Soewardi then went on to become a journalist and writer for a number of newspapers in the Netherland Indies, including Sediotomo, Midden Java (“Central Java”), De Expres, Oetoesan Hindia (“The Indian Herald”), Kaoem Moeda (“The Young Generation”), Tjahaja Timoer (“The Eastern Light”), and Poesara (“The Tomb”). He was a prolific and eloquent writer, well known for his communicative and anti-colonialist pieces. 

Young Soewardi was also active in social and political organizations. For example, from the time Boedi Oetomo was established in 1908, he became active in its Propaganda Section to socialize the importance of unity and integrity among the people of Indonesia (especially Javanese) at the time, to bring awareness of the importance of this issue to the common citizens. He even organized the Movement’s first Congress in Yogyakarta in October of that year. He also became a member of the Insulinde, a multi-ethnic organization dominated by (halfblood European-) Indonesians who lobbied for their own separate Government in the Netherlands Indies at the behest of Ernest Douwes Dekker (“DD”). It is no surprise that DD also invited Soewardi to join when he established the Indische Partij (“Indies Party”) in 1912. 

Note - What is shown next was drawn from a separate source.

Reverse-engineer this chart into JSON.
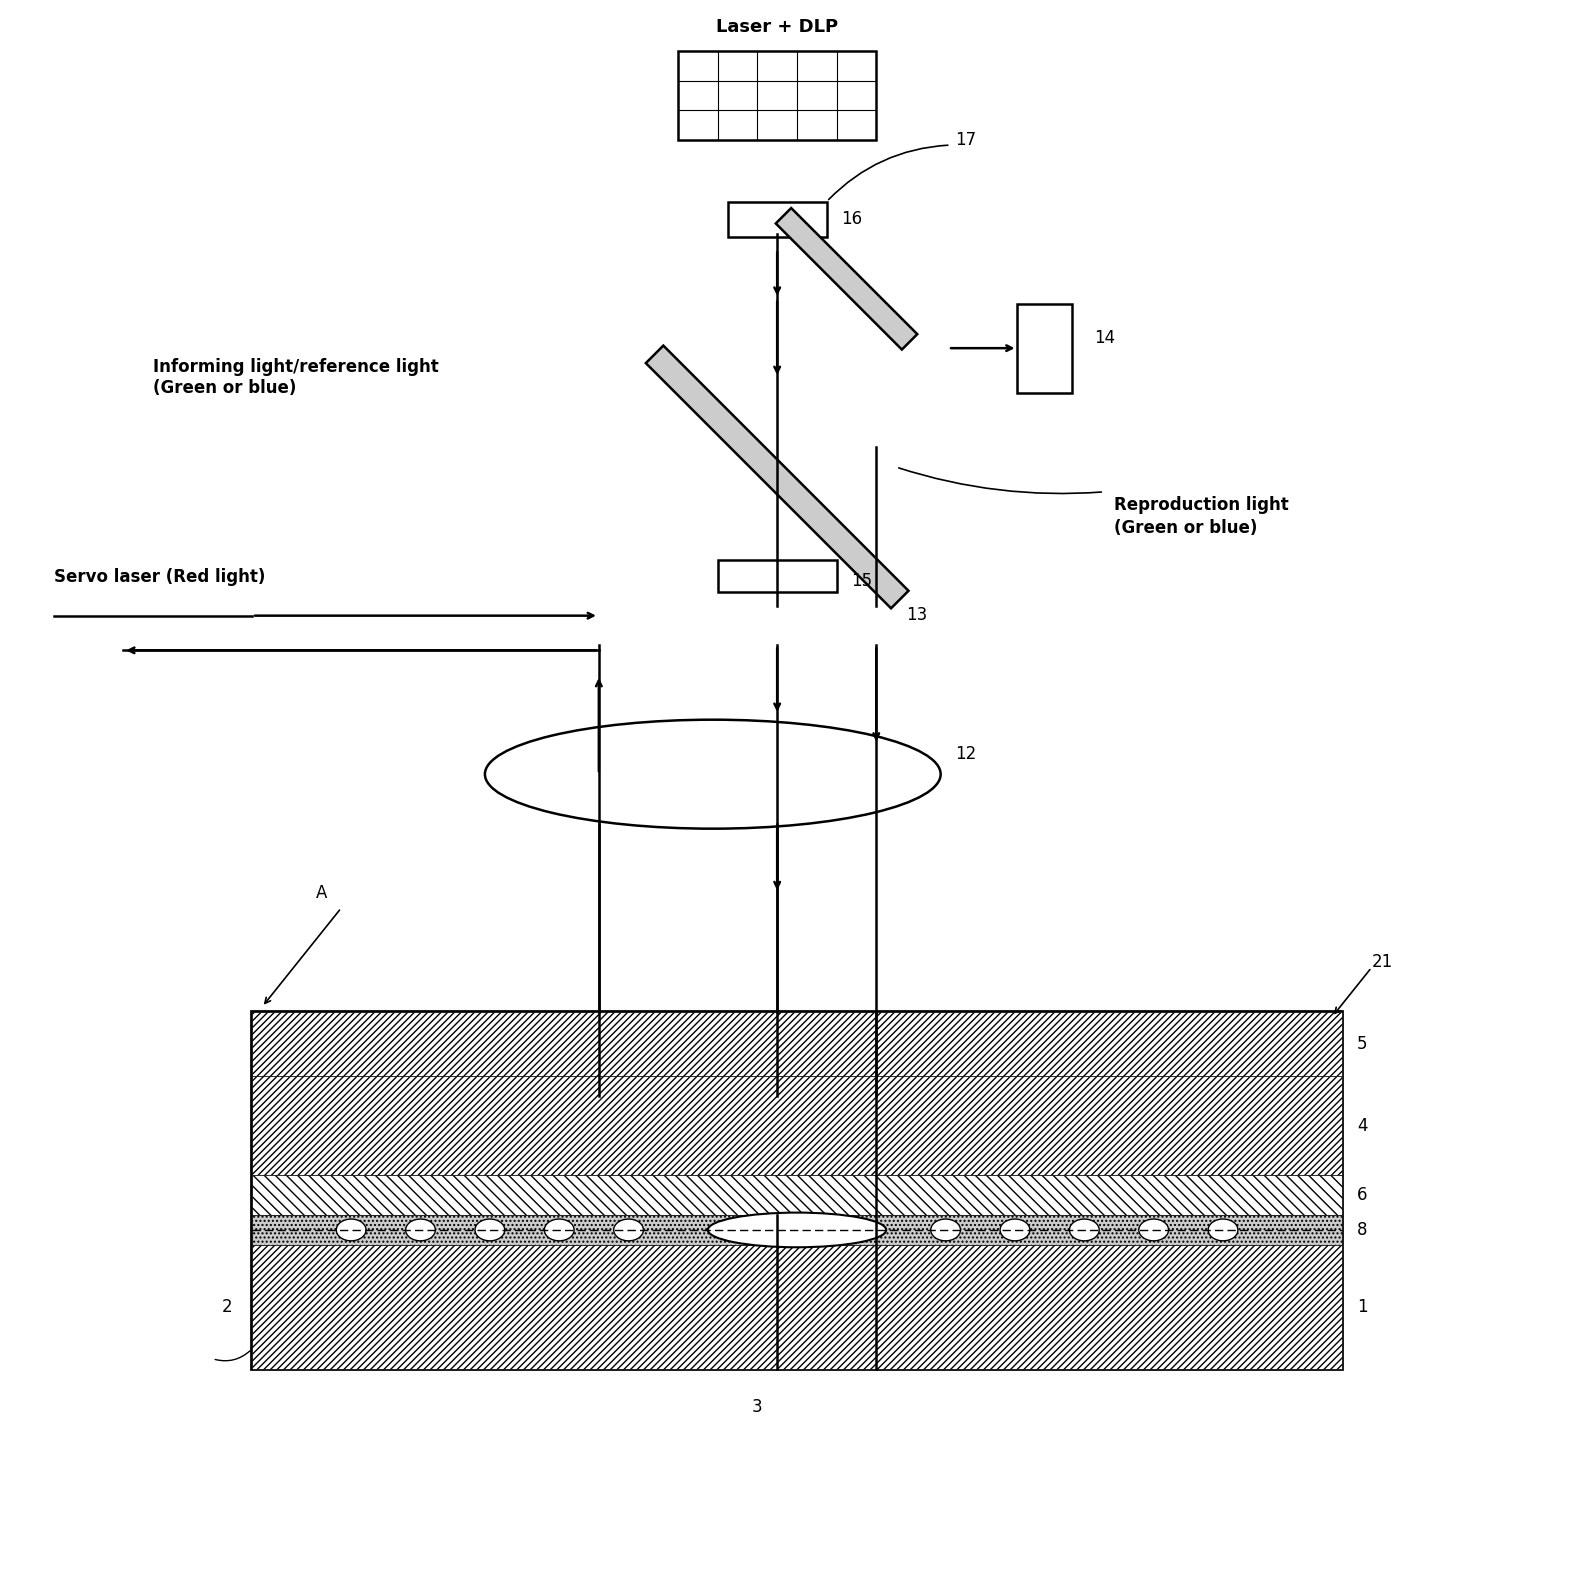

When the Netherlands Indies Government hatched a plan to collect funds from the people in 1913 – including from native citizens – to finance the celebration of Netherland independence, nationalist scholars at the time, including Soewardi, became enraged. He wrote “Een voor Allen maar Ook Allen voor Een” (“One for All, but All for One”), followed by his legendary column “Als ik een Nederlander was” (“If I were a Dutchman”), published in DD’s newspaper De Expres on 13 July 1913. As can be seen from the following excerpt, the latter is a brutal criticism of the Netherlands Indies Government: 

“If I were a Dutchman, I would not be shameless enough to organize a celebration of (my country’s) independence in a land whose independence was taken away from me. In line with this idea, it is not only unfair, but it is also inappropriate for us to tell inlanders, or the natives, to donate their hard-earned money to finance this celebration. The very idea of such a celebration is already an insult towards them, and now we also empty our pockets…?! Go on, continue with this physical and spiritual insult! If I were a Dutchman, the thing that would most offend me and my fellow Dutchmen is the fact that inlanders are obliged to pay for an event that has absolutely no interest or benefit for them.” 

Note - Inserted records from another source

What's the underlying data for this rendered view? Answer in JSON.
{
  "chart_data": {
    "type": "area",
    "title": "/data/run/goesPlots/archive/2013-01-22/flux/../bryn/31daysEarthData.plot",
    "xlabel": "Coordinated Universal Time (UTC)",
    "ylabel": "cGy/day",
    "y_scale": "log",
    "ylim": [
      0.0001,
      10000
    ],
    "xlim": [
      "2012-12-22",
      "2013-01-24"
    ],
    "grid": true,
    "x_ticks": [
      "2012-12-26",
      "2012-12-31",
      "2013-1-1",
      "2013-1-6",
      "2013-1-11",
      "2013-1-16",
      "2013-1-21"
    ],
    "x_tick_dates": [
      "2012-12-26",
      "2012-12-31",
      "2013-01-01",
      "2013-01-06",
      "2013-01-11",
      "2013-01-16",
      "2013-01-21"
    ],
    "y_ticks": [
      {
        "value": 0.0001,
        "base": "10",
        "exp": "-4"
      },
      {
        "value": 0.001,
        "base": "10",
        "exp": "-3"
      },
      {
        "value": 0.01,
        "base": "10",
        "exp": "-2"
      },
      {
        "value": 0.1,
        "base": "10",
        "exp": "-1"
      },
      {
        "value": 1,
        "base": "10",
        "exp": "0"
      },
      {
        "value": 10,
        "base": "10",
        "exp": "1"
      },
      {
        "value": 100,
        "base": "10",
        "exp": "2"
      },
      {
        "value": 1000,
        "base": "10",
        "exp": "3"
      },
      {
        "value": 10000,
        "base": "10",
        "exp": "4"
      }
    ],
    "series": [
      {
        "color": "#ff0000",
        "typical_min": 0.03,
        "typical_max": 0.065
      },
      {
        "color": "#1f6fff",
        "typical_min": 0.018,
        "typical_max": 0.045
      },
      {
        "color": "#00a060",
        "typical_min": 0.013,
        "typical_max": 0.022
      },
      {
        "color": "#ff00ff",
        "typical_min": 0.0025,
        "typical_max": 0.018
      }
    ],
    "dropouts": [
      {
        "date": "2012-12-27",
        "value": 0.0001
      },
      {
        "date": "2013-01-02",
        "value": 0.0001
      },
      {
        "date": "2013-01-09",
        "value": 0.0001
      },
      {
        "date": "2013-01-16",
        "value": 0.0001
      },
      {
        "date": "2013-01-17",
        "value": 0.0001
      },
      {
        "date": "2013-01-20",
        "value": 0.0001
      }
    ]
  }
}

Multiple Dutch officials doubt that Soewardi wrote the piece himself, as the diction greatly differed from what he used in his previous writing. Even if he did write the piece, they believe that it was one under DD’s provocation. However, due to its controversial nature, the piece still earned 24-year-old Soewardi a banishment to Bangka Island (by his own request), with the approval of Governor General Idenburg. The other two members of the “Tiga Serangkai” (“Three Musketeers”) of the Indische Partij, DD and Tjipto Mangoenkoesoemo, protested against the judgment – with the unsurprising result that all three ended up getting banished together to the Netherlands in 1913.